The reason I don't run

Not that I need a reason not to run. Running is completely unfun, it is bad for your joints, it causes you to sweat profusely and it makes you tired, and from what I can tell it does not give me endorphins but merely exhausts and depresses me. But I also have a reason not to run that carries over from my childhood.

This one time in second grade I was running somewhere on the playground and I fell over very painfully and scraped my hands where I was using them to try to protect my face, and I also failed to protect my face because I fell so hard and I banged my cheek and had a cut there as well. I was only seven so I went crying to my teacher (not the nice second-grade teacher but the nasty one, although on this occasion she gave me sound advice), and she said, "Your head was running too fast for your body." Which didn't make any sense, since my head cannot run at all, and I asked for clarification, and she said, "You were leading with your head. The top of you went too fast for the bottom of you."

I then got an image of my running self as something like this: / So that if the slightest bit of forward tilt happened I would go right over, being inclined while running to tilt forward anyway.
Thereafter I adopted a new running system, which was to lean my head really far back in order to prevent it from speeding ahead of my legs, as I knew it would be much more difficult, while running forward, to tip myself over backward, and thus I would protect myself from injury. I did that for several years.

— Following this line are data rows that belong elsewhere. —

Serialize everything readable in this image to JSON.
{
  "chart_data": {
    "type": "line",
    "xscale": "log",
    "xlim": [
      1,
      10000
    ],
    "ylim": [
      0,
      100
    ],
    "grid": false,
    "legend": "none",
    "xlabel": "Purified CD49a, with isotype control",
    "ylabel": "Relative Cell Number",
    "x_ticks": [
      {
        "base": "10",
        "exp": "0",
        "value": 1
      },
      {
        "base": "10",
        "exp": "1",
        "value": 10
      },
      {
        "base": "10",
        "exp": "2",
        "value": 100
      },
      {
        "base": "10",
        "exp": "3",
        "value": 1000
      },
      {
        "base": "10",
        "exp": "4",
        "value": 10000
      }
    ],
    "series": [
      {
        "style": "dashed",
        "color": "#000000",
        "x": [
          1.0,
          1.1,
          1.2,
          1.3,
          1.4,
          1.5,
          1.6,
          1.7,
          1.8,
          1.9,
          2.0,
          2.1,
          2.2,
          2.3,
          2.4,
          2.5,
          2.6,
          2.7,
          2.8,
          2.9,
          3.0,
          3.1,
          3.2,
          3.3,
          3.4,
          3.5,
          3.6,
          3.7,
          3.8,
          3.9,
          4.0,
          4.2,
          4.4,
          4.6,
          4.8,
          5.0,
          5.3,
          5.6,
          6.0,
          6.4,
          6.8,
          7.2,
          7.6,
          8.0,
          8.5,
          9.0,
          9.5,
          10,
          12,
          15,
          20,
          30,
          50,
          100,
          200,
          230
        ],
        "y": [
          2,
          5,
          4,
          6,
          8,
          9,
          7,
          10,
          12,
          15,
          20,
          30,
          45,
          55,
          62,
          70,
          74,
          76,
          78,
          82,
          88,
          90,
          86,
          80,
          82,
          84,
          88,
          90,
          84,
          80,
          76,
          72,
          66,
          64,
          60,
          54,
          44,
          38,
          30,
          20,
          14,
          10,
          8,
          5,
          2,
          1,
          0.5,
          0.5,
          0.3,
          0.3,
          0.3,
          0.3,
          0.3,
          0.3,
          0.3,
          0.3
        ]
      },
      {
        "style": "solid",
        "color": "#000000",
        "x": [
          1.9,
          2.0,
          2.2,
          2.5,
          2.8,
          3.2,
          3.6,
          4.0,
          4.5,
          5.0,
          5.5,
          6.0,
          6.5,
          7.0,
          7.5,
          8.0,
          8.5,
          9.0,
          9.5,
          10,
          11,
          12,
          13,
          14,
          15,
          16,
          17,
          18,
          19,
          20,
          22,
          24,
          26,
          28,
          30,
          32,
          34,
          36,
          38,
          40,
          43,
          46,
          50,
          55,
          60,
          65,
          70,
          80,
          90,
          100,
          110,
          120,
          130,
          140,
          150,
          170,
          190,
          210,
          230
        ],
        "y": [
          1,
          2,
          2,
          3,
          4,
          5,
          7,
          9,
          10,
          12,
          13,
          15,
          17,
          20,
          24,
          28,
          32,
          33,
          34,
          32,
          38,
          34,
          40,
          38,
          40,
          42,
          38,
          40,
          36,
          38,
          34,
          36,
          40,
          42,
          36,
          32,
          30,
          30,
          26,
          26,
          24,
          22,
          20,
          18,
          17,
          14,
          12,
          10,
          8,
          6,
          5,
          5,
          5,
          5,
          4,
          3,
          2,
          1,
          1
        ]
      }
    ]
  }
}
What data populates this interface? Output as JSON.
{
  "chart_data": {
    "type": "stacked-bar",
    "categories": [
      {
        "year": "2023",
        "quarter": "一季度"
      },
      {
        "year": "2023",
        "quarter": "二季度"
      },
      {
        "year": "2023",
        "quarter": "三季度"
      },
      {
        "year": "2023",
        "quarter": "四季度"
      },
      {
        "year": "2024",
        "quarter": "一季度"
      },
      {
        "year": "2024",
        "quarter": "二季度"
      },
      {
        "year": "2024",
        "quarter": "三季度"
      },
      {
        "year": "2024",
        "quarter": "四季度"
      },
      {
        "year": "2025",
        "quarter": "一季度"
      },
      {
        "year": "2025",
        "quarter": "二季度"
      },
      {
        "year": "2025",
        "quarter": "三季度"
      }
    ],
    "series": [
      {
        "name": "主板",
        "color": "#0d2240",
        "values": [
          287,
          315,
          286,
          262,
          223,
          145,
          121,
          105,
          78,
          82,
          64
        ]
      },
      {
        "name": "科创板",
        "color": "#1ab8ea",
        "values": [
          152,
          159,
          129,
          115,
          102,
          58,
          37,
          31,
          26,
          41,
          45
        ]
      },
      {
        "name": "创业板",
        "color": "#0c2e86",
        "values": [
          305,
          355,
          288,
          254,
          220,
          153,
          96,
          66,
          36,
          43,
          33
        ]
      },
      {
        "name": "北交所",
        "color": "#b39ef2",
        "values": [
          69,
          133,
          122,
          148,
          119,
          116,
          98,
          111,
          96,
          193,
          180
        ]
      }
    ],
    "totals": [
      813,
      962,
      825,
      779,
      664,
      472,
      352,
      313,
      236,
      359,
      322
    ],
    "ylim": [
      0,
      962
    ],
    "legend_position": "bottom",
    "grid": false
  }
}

Then someone said I ran funny, and I realized they were quite correct, that most people simply found a way to convince their heads to run at the same speed as their bodies, resolving the forward tilt problem by demanding obedience from their heads. I, being unsure that I would be capable of getting my head to obey (after the catastrophic and really painful falling-down incident that my head should really have been clever enough to avoid), decided to just stop running, insofar as that would be possible.

And here I am, a happy and well-adjusted person who doesn't run. You don't have to run to be happy. Many happy people never run at all. I run to catch buses or trains, or to catch people before they go somewhere in order to give them something they have forgotten and left behind; but I do not run recreationally, because running is just not fun. It just isn't. It is a recipe for disaster. And I have never been able to break the habit of trying to make myself do like this when I run: \ If you see me running, I am probably leaning backwards to stop my head from outrunning my body - which seems silly except that I am protecting myself from serious injury.